L'eau qui sortait du robinet était un bouillon nauséabond brun-rouille. Les autorités avaient assuré que tout était en ordre. Celles-ci ont ignoré les avertissements, négligé les tests. Pendant un an et demi, les habitant·e·x·s de Flint, dans le Michigan, ont bu cette eau contaminée au plomb, l'ont utilisée pour se laver et pour cuisiner. Dans cette ville industrielle appauvrie, la teneur en métaux lourds dépassait partout les valeurs tolérables, jusqu’à atteindre parfois la catégorie des «déchets toxiques». Pas moins de 100 000 personnes se sont plaintes d'éruptions cutanées, de vomissements et de perte de cheveux. Près de 100 personnes ont contracté la légionellose et 12 en sont mortes. En 2016, l'état d'urgence a été déclaré et les habitant·e·x·s ont dû être approvisionné·e·x·s en eau en bouteille.
Des dommages évitables
Le droit à l’accès à l'eau potable des habitant·e·x·s de Flint a été bafoué à plusieurs reprises – par cupidité. Dès le printemps 2014, les autorités ont commencé à puiser l'eau potable dans la rivière Flint – une rivière polluée par l'industrie automobile – au lieu de le faire comme auparavant dans le lac Huron à Détroit. Dans le seul but d'économiser de l'argent. L'eau corrosive de la rivière a attaqué les anciens tuyaux en plomb, libérant ainsi le métal lourd toxique. Pour les enfants en particulier, un taux élevé de plomb dans le sang a de graves conséquences. L'intoxication au plomb peut endommager le cerveau, freiner la croissance et provoquer des problèmes de comportement. Cette catastrophe aurait pu être évitée : le traitement des canalisations contre la rouille, auxquels les responsables ont délibérément renoncé, aurait coûté environ 100 francs.
Face au refus de l'administration de répondre aux questions des gens, la confiance dans les institutions a été fortement ébranlée. Les gens sont descendus dans la rue. Beaucoup tenaient des pancartes sur lesquelles on pouvait lire «L'eau est un droit humain» – un droit souvent négligé aux États-Unis. Lorsque l'Assemblée générale de l'ONU a voté en 2010 sur la reconnaissance de l’accès à l’eau comme étant un droit humain, les États-Unis se sont abstenus. Flint n'est pas un cas isolé : environ 2,5 % de tous les enfants américains souffrent d'un empoisonnement au plomb dû à l'eau polluée. Les personnes à faible revenu, les populations noires et indiennes sont particulièrement touchées.
«Pas un droit fondamental»
Le scandale de Flint est devenu un symbole de l'injustice sociale aux États-Unis. Dans cette ville majoritairement peuplée de Noir·e·x·s, les autorités ont d'abord rejeté toutes les plaintes.
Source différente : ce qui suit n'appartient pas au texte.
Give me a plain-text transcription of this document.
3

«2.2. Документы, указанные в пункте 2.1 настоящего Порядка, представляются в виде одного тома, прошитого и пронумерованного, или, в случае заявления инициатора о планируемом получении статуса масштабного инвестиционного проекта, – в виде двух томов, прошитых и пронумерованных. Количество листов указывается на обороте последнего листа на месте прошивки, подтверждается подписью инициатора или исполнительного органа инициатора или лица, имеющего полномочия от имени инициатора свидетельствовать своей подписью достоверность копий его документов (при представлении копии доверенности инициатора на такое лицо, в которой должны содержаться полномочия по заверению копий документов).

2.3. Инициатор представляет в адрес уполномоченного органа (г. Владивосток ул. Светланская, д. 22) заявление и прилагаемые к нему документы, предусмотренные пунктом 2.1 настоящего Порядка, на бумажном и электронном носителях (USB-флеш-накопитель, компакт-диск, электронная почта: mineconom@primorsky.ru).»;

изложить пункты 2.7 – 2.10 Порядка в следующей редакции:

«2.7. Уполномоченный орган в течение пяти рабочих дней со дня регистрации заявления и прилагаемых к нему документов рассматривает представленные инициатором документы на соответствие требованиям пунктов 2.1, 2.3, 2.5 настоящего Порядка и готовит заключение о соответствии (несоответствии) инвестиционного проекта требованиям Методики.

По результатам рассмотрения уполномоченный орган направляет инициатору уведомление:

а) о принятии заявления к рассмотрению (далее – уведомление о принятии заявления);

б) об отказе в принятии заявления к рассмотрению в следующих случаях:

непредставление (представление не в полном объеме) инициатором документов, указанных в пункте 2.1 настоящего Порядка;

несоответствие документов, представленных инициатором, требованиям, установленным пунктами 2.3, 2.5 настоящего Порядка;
L'État du Michigan et la ville de Flint ont tenté d’argumenter que l'eau n'est pas un droit garanti par la Constitution. Une position que la mairie de Flint a conservée jusqu’à ce que la pression publique devienne trop forte. Le maire n’a d’ailleurs pas été réélu en 2015.
Peu après, le chef de l'Agence de protection de l'environnement du Michigan a démissionné. Plusieurs habitant·e·x·s ont déposé une plainte collective, déclenchant une longue bataille juridique. Ce n'est qu'en novembre 2021 que le tribunal de district a décidé que l'État du Michigan devait verser aux victimes un dédommagement, à hauteur de 626 millions de dollars. Les premiers bénéficiaires de cette somme sont les personnes qui étaient mineures au moment du scandale, et qui étaient donc exposées au plus grand risque pour leur santé.
Entre-temps, l'approvisionnement en eau de Flint a été rattaché à Détroit et toutes les anciennes conduites restantes devraient être remplacées d'ici septembre 2022. Ces travaux de révision auraient déjà dû se terminer en novembre 2020, mais 1900 foyers attendent toujours. Selon les autorités, la qualité de l'eau est désormais conforme aux normes nationales. Mais la population reste sceptique, et la demande d'eau en bouteille reste donc élevée. La communauté lutte toujours contre le traumatisme d'avoir été empoisonnée par son propre gouvernement.